Awesome
Score Regularized Policy Optimization through Diffusion Behavior
Huayu Chen, Cheng Lu, Zhengyi Wang, Hang Su, Jun Zhu
D4RL experiments
Requirements
Installations of PyTorch, MuJoCo, and D4RL are needed.
Running
Download the pretrained behavior and critic checkpoints from here and store them under ./SRPO_model_factory/
.
You can also choose to pretrain the behavior and the critic model yourself.
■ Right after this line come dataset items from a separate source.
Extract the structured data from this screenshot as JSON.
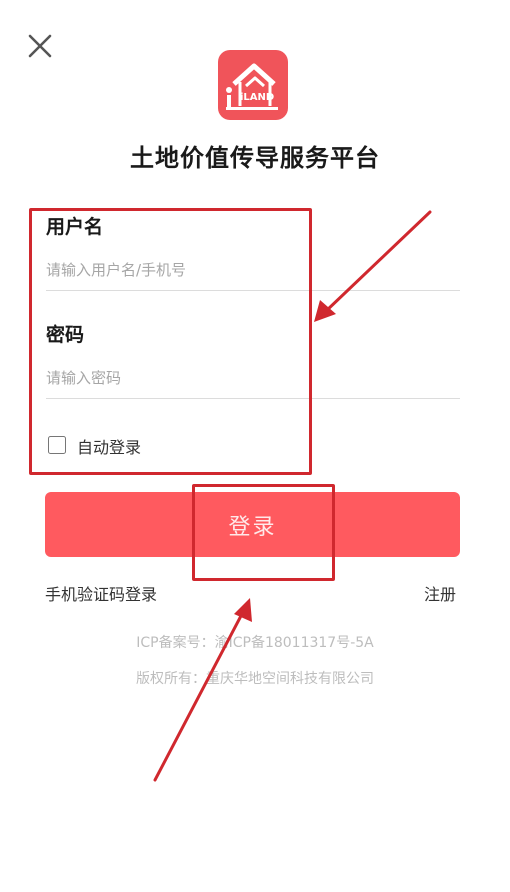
{
  "app": {
    "title": "土地价值传导服务平台",
    "logo_text": "iLAND",
    "brand_color": "#f0545a"
  },
  "form": {
    "username_label": "用户名",
    "username_placeholder": "请输入用户名/手机号",
    "username_value": "",
    "password_label": "密码",
    "password_placeholder": "请输入密码",
    "password_value": "",
    "auto_login_label": "自动登录",
    "auto_login_checked": false,
    "login_button_label": "登录",
    "login_button_color": "#ff5a5f"
  },
  "links": {
    "sms_login": "手机验证码登录",
    "register": "注册"
  },
  "footer": {
    "icp": "ICP备案号：渝ICP备18011317号-5A",
    "copyright": "版权所有：重庆华地空间科技有限公司"
  },
  "icons": {
    "close": "close-icon",
    "logo": "iland-logo-icon"
  },
  "annotation_color": "#d0282e"
}
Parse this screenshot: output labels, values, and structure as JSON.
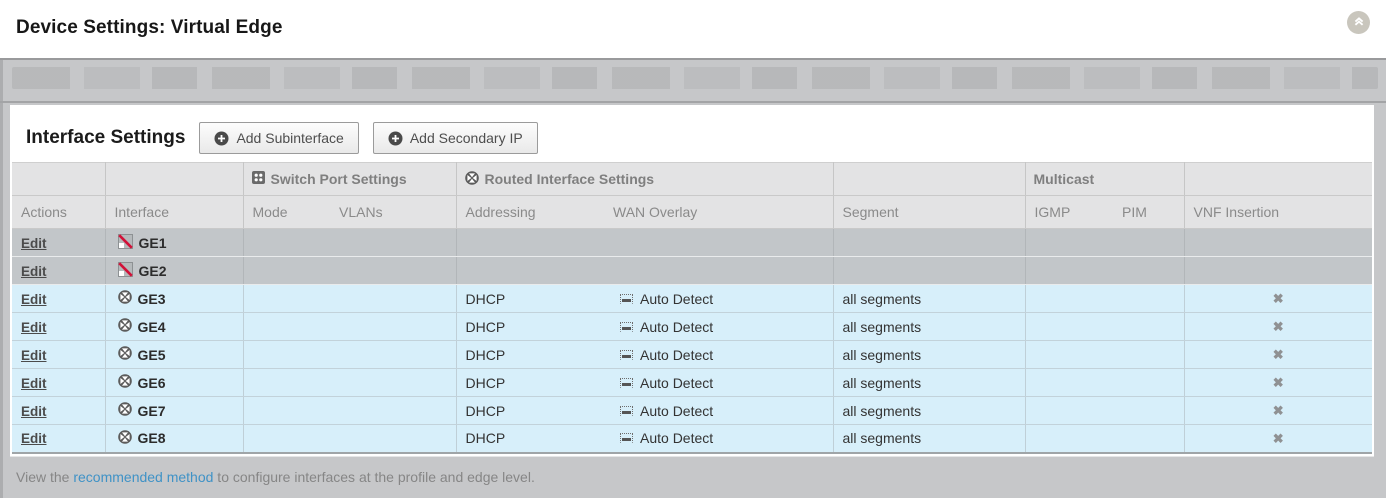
{
  "page": {
    "title": "Device Settings: Virtual Edge"
  },
  "panel": {
    "heading": "Interface Settings",
    "buttons": {
      "add_subinterface": "Add Subinterface",
      "add_secondary_ip": "Add Secondary IP"
    }
  },
  "table": {
    "groups": {
      "switch_port": "Switch Port Settings",
      "routed": "Routed Interface Settings",
      "multicast": "Multicast"
    },
    "columns": {
      "actions": "Actions",
      "interface": "Interface",
      "mode": "Mode",
      "vlans": "VLANs",
      "addressing": "Addressing",
      "wan_overlay": "WAN Overlay",
      "segment": "Segment",
      "igmp": "IGMP",
      "pim": "PIM",
      "vnf": "VNF Insertion"
    },
    "edit_label": "Edit",
    "vnf_none_glyph": "✖",
    "rows": [
      {
        "name": "GE1",
        "icon": "disabled-interface-icon",
        "state": "disabled",
        "addressing": "",
        "wan_overlay": "",
        "segment": ""
      },
      {
        "name": "GE2",
        "icon": "disabled-interface-icon",
        "state": "disabled",
        "addressing": "",
        "wan_overlay": "",
        "segment": ""
      },
      {
        "name": "GE3",
        "icon": "routed-interface-icon",
        "state": "routed",
        "addressing": "DHCP",
        "wan_overlay": "Auto Detect",
        "segment": "all segments"
      },
      {
        "name": "GE4",
        "icon": "routed-interface-icon",
        "state": "routed",
        "addressing": "DHCP",
        "wan_overlay": "Auto Detect",
        "segment": "all segments"
      },
      {
        "name": "GE5",
        "icon": "routed-interface-icon",
        "state": "routed",
        "addressing": "DHCP",
        "wan_overlay": "Auto Detect",
        "segment": "all segments"
      },
      {
        "name": "GE6",
        "icon": "routed-interface-icon",
        "state": "routed",
        "addressing": "DHCP",
        "wan_overlay": "Auto Detect",
        "segment": "all segments"
      },
      {
        "name": "GE7",
        "icon": "routed-interface-icon",
        "state": "routed",
        "addressing": "DHCP",
        "wan_overlay": "Auto Detect",
        "segment": "all segments"
      },
      {
        "name": "GE8",
        "icon": "routed-interface-icon",
        "state": "routed",
        "addressing": "DHCP",
        "wan_overlay": "Auto Detect",
        "segment": "all segments"
      }
    ]
  },
  "footer": {
    "prefix": "View the ",
    "link": "recommended method",
    "suffix": " to configure interfaces at the profile and edge level."
  },
  "colors": {
    "row_disabled_bg": "#c2c6c9",
    "row_active_bg": "#d7effa",
    "header_bg": "#e3e3e4",
    "link_blue": "#3f92c6",
    "disabled_red": "#d11138",
    "shell_gray": "#c6c7c9"
  }
}
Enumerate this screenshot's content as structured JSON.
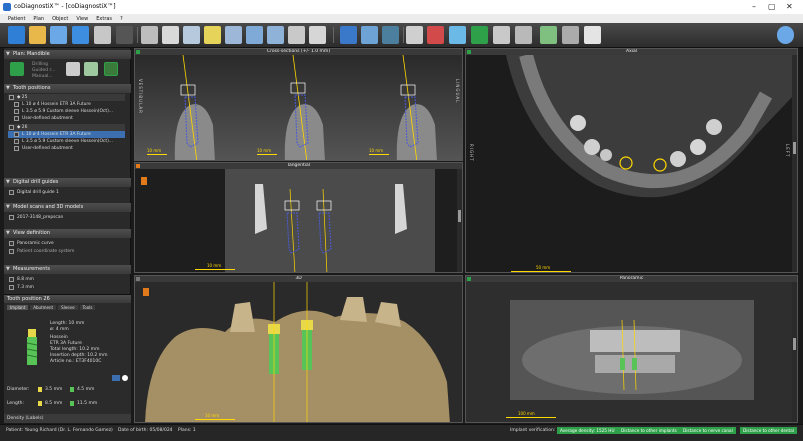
{
  "window": {
    "title": "coDiagnostiX™ - [coDiagnostiX™]"
  },
  "menu": [
    "Patient",
    "Plan",
    "Object",
    "View",
    "Extras",
    "?"
  ],
  "toolbar_icons": [
    "back-icon",
    "open-folder-icon",
    "save-icon",
    "export-icon",
    "print-icon",
    "grid-icon",
    "patient-icon",
    "tooth-icon",
    "model-icon",
    "implant-icon",
    "sleeve-icon",
    "abutment-icon",
    "guide-icon",
    "measure-icon",
    "crosshair-icon",
    "rotate-icon",
    "zoom-icon",
    "volume-icon",
    "panoramic-icon",
    "nerve-icon",
    "annotate-icon",
    "undo-icon",
    "redo-icon",
    "layers-icon",
    "help-icon"
  ],
  "plan": {
    "label": "Plan",
    "name": "Mandible",
    "opts": [
      "Drilling",
      "Guided r...",
      "Manual..."
    ]
  },
  "tooth_positions": {
    "title": "Tooth positions",
    "groups": [
      {
        "num": "25",
        "rows": [
          "L 10  ø 4   Hossein ETR 3A Future",
          "L 3.5  ø 5.9   Custom sleeve Hossein(Oct)...",
          "User-defined abutment"
        ]
      },
      {
        "num": "26",
        "rows": [
          "L 10  ø 4   Hossein ETR 3A Future",
          "L 3.5  ø 5.9   Custom sleeve Hossein(Oct)...",
          "User-defined abutment"
        ]
      }
    ]
  },
  "sections": [
    {
      "title": "Digital drill guides",
      "rows": [
        "Digital drill guide 1"
      ]
    },
    {
      "title": "Model scans and 3D models",
      "rows": [
        "2017-3148_prepscan"
      ]
    },
    {
      "title": "View definition",
      "rows": [
        "Panoramic curve",
        "Patient coordinate system"
      ]
    },
    {
      "title": "Measurements",
      "rows": [
        "8.8 mm",
        "7.3 mm"
      ]
    }
  ],
  "tooth_position_panel": {
    "title": "Tooth position 26",
    "tabs": [
      "Implant",
      "Abutment",
      "Sleeve",
      "Tools"
    ],
    "length": "Length: 10 mm",
    "diameter_top": "ø: 4 mm",
    "brand": "Hossein",
    "model": "ETR 3A Future",
    "total": "Total length: 10.2 mm",
    "insertion": "Insertion depth: 10.2 mm",
    "article": "Article no.: ET3F4010C",
    "diameter_label": "Diameter:",
    "diameter_vals": [
      "3.5 mm",
      "4.5 mm"
    ],
    "length_label": "Length:",
    "length_vals": [
      "8.5 mm",
      "11.5 mm"
    ]
  },
  "density": "Density (Labels)",
  "views": {
    "cross": {
      "title": "Cross-sections (+/- 1.0 mm)",
      "scales": [
        "10 mm",
        "10 mm",
        "10 mm"
      ],
      "side_left": "VESTIBULAR",
      "side_right": "LINGUAL"
    },
    "axial": {
      "title": "Axial",
      "scale": "50 mm",
      "side_left": "RIGHT",
      "side_right": "LEFT"
    },
    "tangential": {
      "title": "Tangential",
      "scale": "10 mm"
    },
    "3d": {
      "title": "3D",
      "scale": "10 mm"
    },
    "panoramic": {
      "title": "Panoramic",
      "scale": "100 mm"
    }
  },
  "status": {
    "patient": "Patient: Young Richard (Dr. L. Fernando Gamez)",
    "dob": "Date of birth: 05/08/024",
    "plans": "Plans: 1",
    "implant_verification": "Implant verification:",
    "pills": [
      "Average density: 1525 HU",
      "Distance to other implants",
      "Distance to nerve canal",
      "Distance to other dental"
    ]
  },
  "colors": {
    "accent_green": "#2fa04a",
    "selected_blue": "#3b6fb0",
    "scale_yellow": "#ffd800",
    "implant_blue": "#4a5bd8"
  }
}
Respectively run
TASK="halfcheetah-medium-v2"; seed=0; python3 -u train_behavior.py --expid ${TASK}-baseline-seed${seed} --env $TASK --seed ${seed}
TASK="halfcheetah-medium-v2"; seed=0; python3 -u train_critic.py --expid ${TASK}-baseline-seed${seed} --env $TASK --seed ${seed}
Finally, run
TASK="halfcheetah-medium-v2"; seed=0; python3 -u train_policy.py --expid ${TASK}-baseline-seed${seed} --env $TASK --seed ${seed} --actor_load_path ./SRPO_model_factory/${TASK}-baseline-seed${seed}/behavior_ckpt200.pth --critic_load_path ./SRPO_model_factory/${TASK}-baseline-seed${seed}/critic_ckpt150.pth
License
MIT